Solving A Non-Homogenous DE Using Reduction Order

[Lancelot59]

Given y''-4y=2
and that one solution is y_{1}=e^{-2x}
I need to find a second solution of the homogeneous equation, and then a particular solution of the homogeneous equation.

Here's how I solved the homogeneous equation:
y=ue^{-2x}, y'=u'e^{-2x}-2ue^{-2x}, y''=u''e^{-2x}-2u'e^{-2x}+4ue^{-2x}-2u'e^{-2x}
plugging into the equation:

u''e^{-2x}-2u'e^{-2x}+4ue^{-2x}-2u'e^{-2x}-4ue^{-2x}=0
u''-4u=0

Then using w=u', w'=u''
w'=4w
and I eventually got y to be y_{2}=\frac{e^{2x}/4}c

The book says the answer is y=e^{2x}, so I'm not sure whether or not that factor of 1/4 should be there. Then for the second part of finding a particular solution, the answer is -1/2, but I'm not sure how that's arrived at either.

 

[HallsofIvy]

Given y''-4y=2
and that one solution is y_{1}=e^{-2x}
I need to find a second solution of the homogeneous equation, and then a particular solution of the homogeneous equation.

Here's how I solved the homogeneous equation:
y=ue^{-2x}, y'=u'e^{-2x}-2ue^{-2x}, y''=u''e^{-2x}-2u'e^{-2x}+4ue^{-2x}-2u'e^{-2x}
plugging into the equation:

u''e^{-2x}-2u'e^{-2x}+4ue^{-2x}-2u'e^{-2x}-4ue^{-2x}=0
u''-4u=0

You mean u''- 4u'= 0. Typo?

Then using w=u', w'=u''
w'=4w
and I eventually got y to be y_{2}=\frac{e^{2x}/4}c

Yes, from that equation, w= ce^{4x} so u= (c/4)e^{4x}
so y_2= ue^{-2x}= (c/4)e^{2x}

The book says the answer is y=e^{2x}, so I'm not sure whether or not that factor of 1/4 should be there.

You were asked for a particular solution. Choosing C= 4 in your solution gives the book's. Since the general solution will be formed as C_1y_1+ C_2y_2 constants don't matter.

Then for the second part of finding a particular solution, the answer is -1/2, but I'm not sure how that's arrived at either.

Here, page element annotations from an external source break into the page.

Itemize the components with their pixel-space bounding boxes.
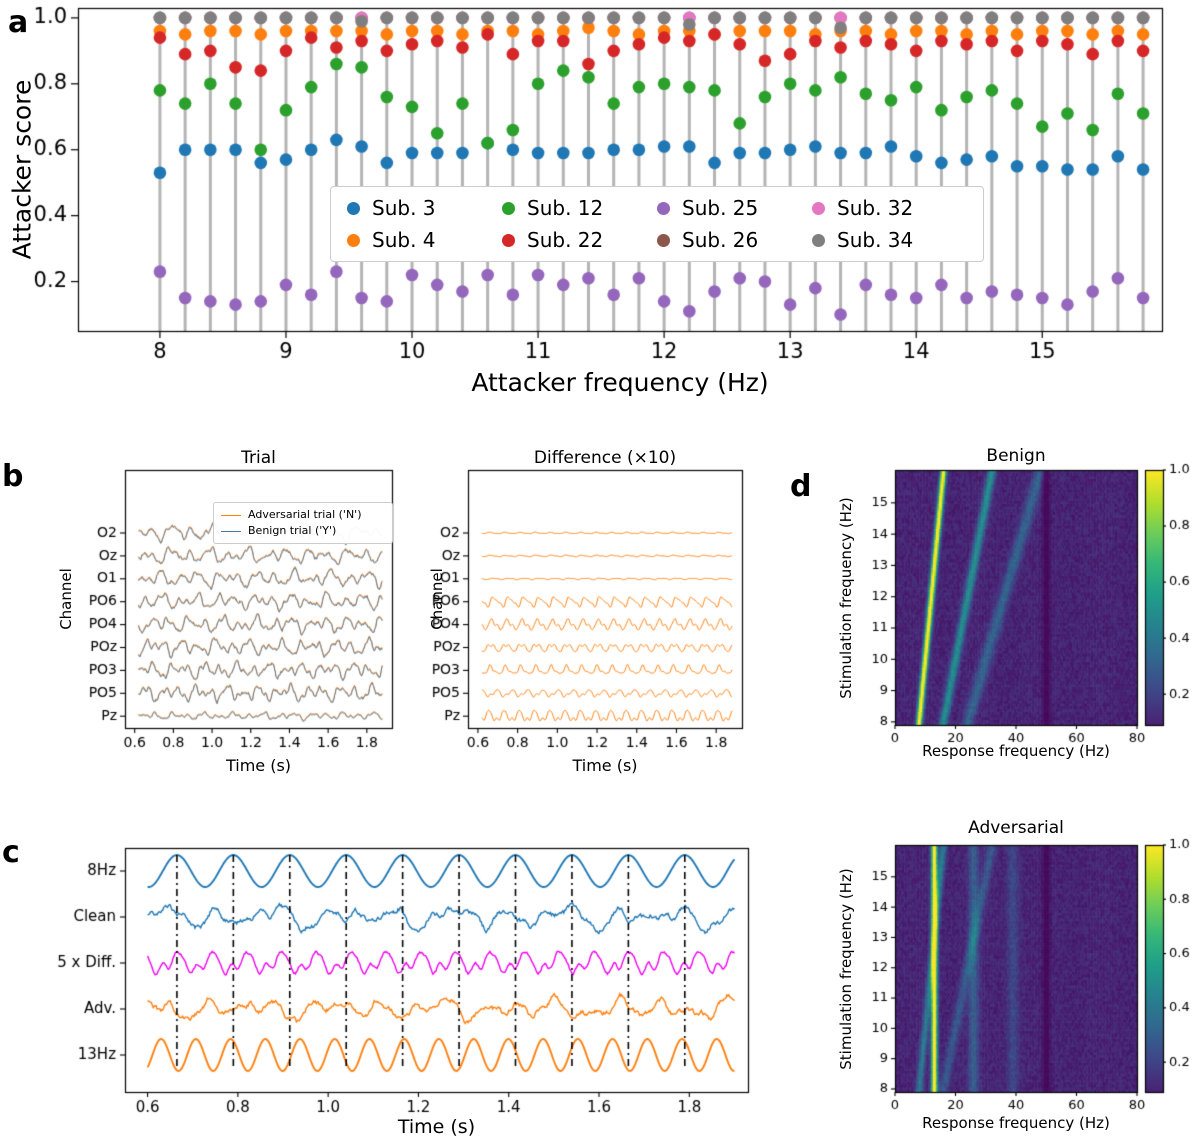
panel-b-letter: b <box>2 459 24 494</box>
legend-marker-icon <box>347 233 360 247</box>
adversarial-heatmap-title: Adversarial <box>968 818 1064 838</box>
legend-marker-icon <box>657 201 670 215</box>
legend-label: Sub. 26 <box>682 228 759 252</box>
legend-entry-sub-12: Sub. 12 <box>502 196 657 220</box>
legend-entry-sub-22: Sub. 22 <box>502 228 657 252</box>
legend-entry-sub-4: Sub. 4 <box>347 228 502 252</box>
panel-a-legend: Sub. 3 Sub. 12 Sub. 25 Sub. 32 Sub. 4 Sub. 22… <box>330 186 984 262</box>
legend-label: Benign trial ('Y') <box>248 524 337 537</box>
panel-b-difference-xlabel: Time (s) <box>572 756 638 775</box>
panel-c-waveform-chart <box>0 840 780 1140</box>
panel-b-legend: Adversarial trial ('N') Benign trial ('Y… <box>213 502 393 544</box>
legend-marker-icon <box>502 201 515 215</box>
legend-label: Sub. 3 <box>372 196 436 220</box>
panel-d-adversarial-heatmap <box>780 822 1200 1146</box>
legend-label: Sub. 32 <box>837 196 914 220</box>
legend-entry-sub-26: Sub. 26 <box>657 228 812 252</box>
benign-heatmap-ylabel: Stimulation frequency (Hz) <box>837 497 855 699</box>
benign-heatmap-title: Benign <box>986 446 1046 466</box>
adversarial-heatmap-ylabel: Stimulation frequency (Hz) <box>837 868 855 1070</box>
legend-marker-icon <box>502 233 515 247</box>
legend-marker-icon <box>812 233 825 247</box>
panel-b-difference-ylabel: Channel <box>428 568 446 630</box>
legend-marker-icon <box>812 201 825 215</box>
legend-label: Adversarial trial ('N') <box>248 508 362 521</box>
panel-d-benign-heatmap <box>780 450 1200 770</box>
benign-heatmap-xlabel: Response frequency (Hz) <box>922 742 1110 760</box>
panel-c-letter: c <box>2 835 20 870</box>
panel-a-letter: a <box>8 5 29 40</box>
legend-entry-sub-3: Sub. 3 <box>347 196 502 220</box>
panel-a-xlabel: Attacker frequency (Hz) <box>471 368 769 397</box>
panel-b-trial-ylabel: Channel <box>57 568 75 630</box>
legend-entry-sub-25: Sub. 25 <box>657 196 812 220</box>
legend-label: Sub. 12 <box>527 196 604 220</box>
legend-marker-icon <box>657 233 670 247</box>
benign-line-swatch <box>221 530 241 532</box>
legend-marker-icon <box>347 201 360 215</box>
legend-entry-sub-34: Sub. 34 <box>812 228 967 252</box>
adversarial-line-swatch <box>221 514 241 516</box>
panel-b-trial-xlabel: Time (s) <box>225 756 292 775</box>
legend-entry-benign-trial: Benign trial ('Y') <box>221 523 385 539</box>
legend-label: Sub. 25 <box>682 196 759 220</box>
panel-b-difference-title: Difference (×10) <box>533 448 677 468</box>
legend-entry-sub-32: Sub. 32 <box>812 196 967 220</box>
panel-a-ylabel: Attacker score <box>7 79 37 260</box>
panel-b-eeg-charts <box>0 450 780 780</box>
panel-b-trial-title: Trial <box>241 448 276 468</box>
legend-label: Sub. 22 <box>527 228 604 252</box>
adversarial-heatmap-xlabel: Response frequency (Hz) <box>922 1114 1110 1132</box>
legend-label: Sub. 4 <box>372 228 436 252</box>
legend-entry-adversarial-trial: Adversarial trial ('N') <box>221 507 385 523</box>
panel-d-letter: d <box>790 469 812 504</box>
legend-label: Sub. 34 <box>837 228 914 252</box>
panel-c-xlabel: Time (s) <box>397 1116 476 1138</box>
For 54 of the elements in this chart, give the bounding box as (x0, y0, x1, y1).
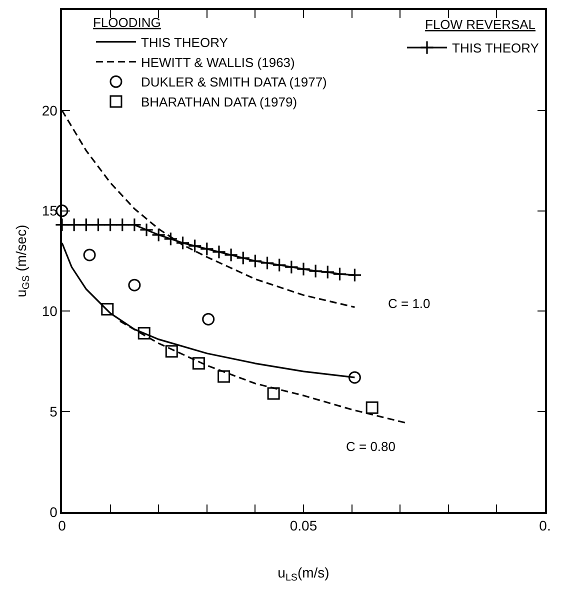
point (272, 258, 286, 272)
point (267, 387, 280, 400)
legend-label: THIS THEORY (452, 40, 540, 56)
legend-title: FLOODING (92, 14, 161, 30)
legend-label: BHARATHAN DATA (1979) (140, 94, 298, 110)
point (308, 264, 323, 278)
point (79, 218, 94, 232)
y-tick-label: 20 (42, 102, 58, 118)
point (284, 260, 299, 274)
point (348, 268, 362, 282)
annotation: FLOW REVERSAL (425, 17, 536, 32)
legend-label: THIS THEORY (140, 34, 228, 50)
point (224, 248, 238, 262)
point (164, 232, 178, 246)
point (200, 242, 214, 256)
legend-label: HEWITT & WALLIS (1963) (140, 54, 295, 70)
point (66, 218, 82, 232)
point (248, 254, 262, 268)
point (176, 236, 190, 250)
point (202, 312, 215, 326)
point (260, 256, 274, 270)
point (152, 228, 166, 242)
y-tick-label: 5 (50, 404, 58, 420)
x-tick-label: 0.05 (290, 518, 318, 534)
point (165, 345, 178, 358)
point (332, 266, 347, 282)
point (236, 250, 250, 266)
y-tick-label: 15 (42, 202, 58, 219)
point (127, 218, 142, 232)
point (91, 218, 106, 232)
legend-label: DUKLER & SMITH DATA (1977) (140, 74, 327, 90)
point (83, 248, 96, 262)
y-tick-label: 0 (50, 504, 58, 520)
point (218, 370, 230, 383)
point (139, 222, 154, 237)
point (138, 327, 150, 340)
x-axis-title: u$_{LS}$(m/s) (278, 564, 330, 584)
annotation: C = 1.0 (388, 296, 430, 311)
point (212, 244, 226, 260)
point (188, 238, 202, 254)
y-tick-label: 10 (42, 303, 58, 320)
x-tick-label: 0. (539, 518, 551, 534)
point (101, 302, 114, 316)
point (192, 357, 205, 370)
point (128, 278, 141, 292)
point (56, 204, 68, 218)
point (115, 218, 130, 232)
point (54, 218, 70, 232)
point (320, 264, 335, 280)
annotation: C = 0.80 (346, 439, 396, 454)
point (366, 401, 378, 414)
point (348, 371, 361, 384)
point (103, 218, 118, 232)
point (296, 262, 311, 276)
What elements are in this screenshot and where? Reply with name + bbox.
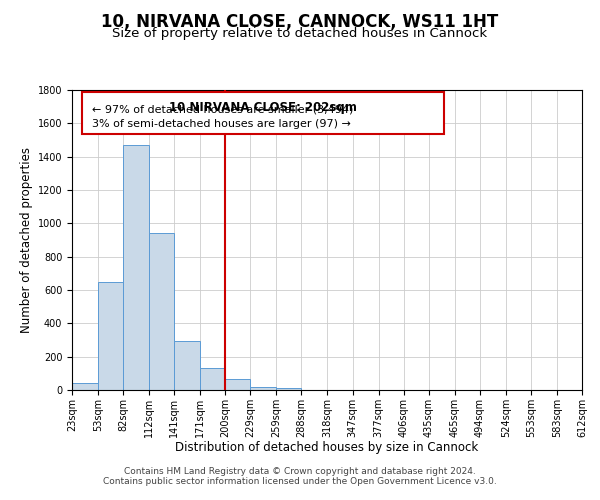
Bar xyxy=(72,384,98,390)
Text: 10 NIRVANA CLOSE: 202sqm: 10 NIRVANA CLOSE: 202sqm xyxy=(169,100,357,114)
Bar xyxy=(98,282,123,390)
Y-axis label: Number of detached properties: Number of detached properties xyxy=(20,147,34,333)
Text: Contains public sector information licensed under the Open Government Licence v3: Contains public sector information licen… xyxy=(103,477,497,486)
Text: 3% of semi-detached houses are larger (97) →: 3% of semi-detached houses are larger (9… xyxy=(92,120,351,130)
Bar xyxy=(225,379,250,390)
FancyBboxPatch shape xyxy=(82,92,444,134)
Bar xyxy=(174,341,200,390)
Bar xyxy=(200,368,225,390)
Bar xyxy=(123,145,149,390)
Bar xyxy=(277,388,301,390)
Bar xyxy=(149,234,174,390)
X-axis label: Distribution of detached houses by size in Cannock: Distribution of detached houses by size … xyxy=(175,441,479,454)
Bar xyxy=(250,386,277,390)
Text: 10, NIRVANA CLOSE, CANNOCK, WS11 1HT: 10, NIRVANA CLOSE, CANNOCK, WS11 1HT xyxy=(101,12,499,30)
Text: ← 97% of detached houses are smaller (3,494): ← 97% of detached houses are smaller (3,… xyxy=(92,104,354,114)
Text: Contains HM Land Registry data © Crown copyright and database right 2024.: Contains HM Land Registry data © Crown c… xyxy=(124,467,476,476)
Text: Size of property relative to detached houses in Cannock: Size of property relative to detached ho… xyxy=(112,28,488,40)
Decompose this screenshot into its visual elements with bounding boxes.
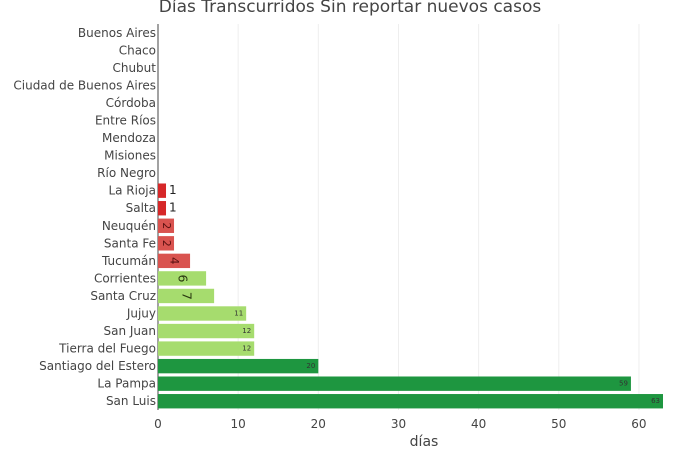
category-label: Santa Fe [104, 236, 156, 250]
category-label: San Juan [104, 324, 157, 338]
category-label: Ciudad de Buenos Aires [13, 78, 156, 92]
bar [158, 394, 663, 409]
bar-value-label: 6 [176, 274, 191, 282]
category-label: Salta [126, 201, 156, 215]
x-tick-label: 10 [231, 417, 246, 431]
bar [158, 236, 175, 251]
category-label: Misiones [104, 149, 156, 163]
category-label: Río Negro [97, 166, 156, 180]
bar-value-label: 12 [242, 345, 251, 353]
bar-value-label: 11 [234, 310, 243, 318]
bar [158, 306, 247, 321]
x-tick-label: 60 [631, 417, 646, 431]
category-label: San Luis [106, 394, 156, 408]
x-tick-label: 0 [154, 417, 162, 431]
bar-value-label: 59 [619, 380, 628, 388]
x-tick-label: 20 [311, 417, 326, 431]
category-label: Jujuy [126, 307, 156, 321]
bar [158, 288, 215, 304]
bar [158, 183, 167, 198]
bar-value-label: 1 [169, 201, 177, 215]
category-label: Santiago del Estero [39, 359, 156, 373]
bar [158, 201, 167, 216]
bar [158, 341, 255, 356]
x-tick-label: 30 [391, 417, 406, 431]
bar [158, 376, 631, 391]
bar [158, 271, 207, 286]
bar-value-label: 2 [160, 240, 173, 247]
bar [158, 253, 191, 269]
category-label: Chubut [112, 61, 156, 75]
bar-value-label: 1 [169, 183, 177, 197]
bar [158, 358, 319, 374]
x-tick-label: 40 [471, 417, 486, 431]
bar-value-label: 2 [160, 222, 173, 229]
bar-value-label: 63 [651, 397, 660, 405]
category-label: Corrientes [94, 271, 156, 285]
x-tick-label: 50 [551, 417, 566, 431]
category-label: Chaco [119, 43, 156, 57]
bar-value-label: 20 [306, 362, 315, 370]
bar-value-label: 7 [179, 292, 194, 300]
category-label: Neuquén [102, 219, 156, 233]
bar [158, 323, 255, 339]
bar-value-label: 12 [242, 327, 251, 335]
category-label: Mendoza [102, 131, 156, 145]
bar [158, 218, 175, 233]
category-label: La Pampa [97, 377, 156, 391]
category-label: Tucumán [101, 254, 156, 268]
category-label: Tierra del Fuego [58, 342, 156, 356]
category-label: Buenos Aires [78, 26, 156, 40]
category-label: Entre Ríos [95, 114, 156, 128]
category-label: Santa Cruz [90, 289, 156, 303]
x-tick-labels: 0 10 20 30 40 50 60 [154, 417, 646, 431]
category-label: Córdoba [106, 96, 156, 110]
category-label: La Rioja [108, 184, 156, 198]
x-axis-title: días [410, 434, 439, 450]
bar-value-label: 4 [168, 257, 182, 264]
category-labels: Buenos Aires Chaco Chubut Ciudad de Buenos … [13, 26, 156, 408]
chart-title: Días Transcurridos Sin reportar nuevos c… [158, 0, 542, 17]
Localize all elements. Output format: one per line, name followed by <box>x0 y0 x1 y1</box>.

There are two ways, both of which your text probably discusses:

1) "Variation of parameters". Similar to what you did above. Look for a solution of the form y= u(x)y_1(x)+ v(x)y_2(x)= u(x)e^{-2x}+ v(x)e^{2x} for some functions u and v. y'= u'e^{-2x}- 2ue^{-2x}+ v'e^{2x}+ 2ve^{2x}.

Since there are, in fact, an infinite number of solutions of that form, we narrow the search by requireing that u'e^{-2x}+ v'e^{2x}= 0. That is, that all terms involving the derivatives of u and v sum to 0. Now, we have y'= -2ue^{-2x}+ 2ve^{2x}. Differentiating again, y''= -2u'e^{-2x}+ 4ue^{-2x}+ 2v'e^{2x}+ 4ve^{2x}.

With that value of y'', y''- 4y= 2 becomes -2u'e^{-2x}+ 2v'e^{2x}= 2. That, together with u'e^{-2x}+ v'e^{2x}= 0 gives two equations we can solve algebraically for u' and v', then integrate to get u and v.

2) "Undetermined Coefficients". As long as the right hand side is relatively simple (the same kinds of functions we expect as solutions to "linear homogenous equations with constant coefficients" we can guess the general form of the solution. Here, the right hand side is just the constant "2" so we try a constant for y_p. Take y_p= A, a constant. Then y'= 0, y''= 0 and you can put that into the differential equation to solve for A.

 

[Lancelot59]

I see, I need to go over the undetermined coefficients method a bit. I'll come back if I don't get it after reading some more. Thanks!